Solutions to this problem have been attempted in the prior art through the use of containers with reinforced walls. The walls are reinforced through the use of multiple layers of fiberboard in some type of overlapping arrangement. In one arrangement, the container has a floor, a first and second set of sidewalls and a lid. Each sidewall of the first set of sidewalls is further equipped with a pair of minor flap emanating from the lateral edges of the first sidewall. After the first sidewalls are folded upwards, the pair of minor flaps are folded inwards until are adjacent to the pair of minor flaps of the opposing first sidewall. The second set of sidewalls are then folded upwards until they are flush with the minor flaps. The second set of sidewalls are then folded downwards to effectively "sandwich" the minor flaps within the second set of sidewalls. One drawback of this arrangement is that the floor can still sag or collapse.
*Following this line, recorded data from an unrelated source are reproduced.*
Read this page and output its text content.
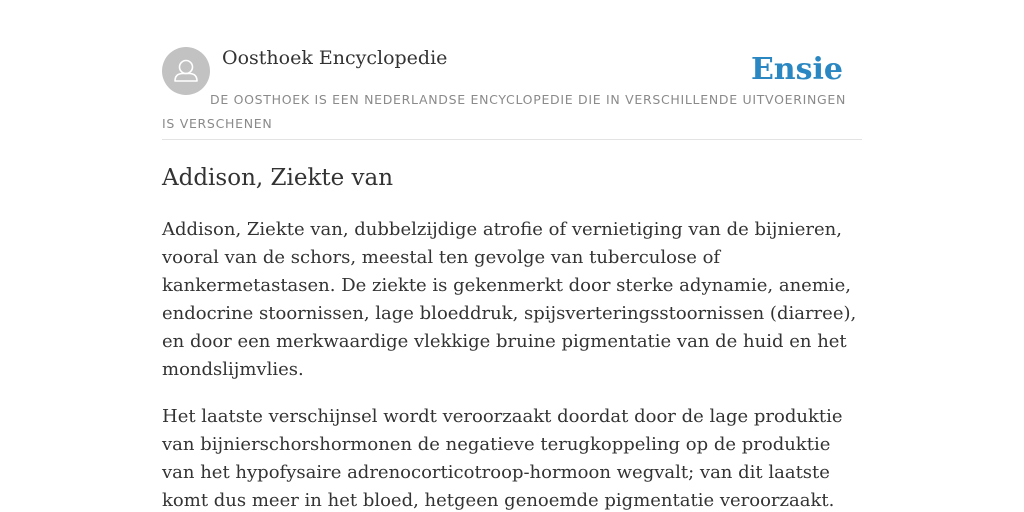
Oosthoek Encyclopedie	Ensie
DE OOSTHOEK IS EEN NEDERLANDSE ENCYCLOPEDIE DIE IN VERSCHILLENDE UITVOERINGEN IS VERSCHENEN
Addison, Ziekte van

Addison, Ziekte van, dubbelzijdige atrofie of vernietiging van de bijnieren, vooral van de schors, meestal ten gevolge van tuberculose of kankermetastasen. De ziekte is gekenmerkt door sterke adynamie, anemie, endocrine stoornissen, lage bloeddruk, spijsverteringsstoornissen (diarree), en door een merkwaardige vlekkige bruine pigmentatie van de huid en het mondslijmvlies.

Het laatste verschijnsel wordt veroorzaakt doordat door de lage produktie van bijnierschorshormonen de negatieve terugkoppeling op de produktie van het hypofysaire adrenocorticotroop-hormoon wegvalt; van dit laatste komt dus meer in het bloed, hetgeen genoemde pigmentatie veroorzaakt.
Some prior art containers include minor flaps that are long enough to allow the free edges of the flaps to overlap. However, this arrangement has drawbacks as well. For example, the overlap between flaps requires the use of extra material which raises costs. Additionally, it also reduces the contact area between the second pair of sidewalls and the flaps, generally making the structure weaker. Accordingly, a more reliable container was needed.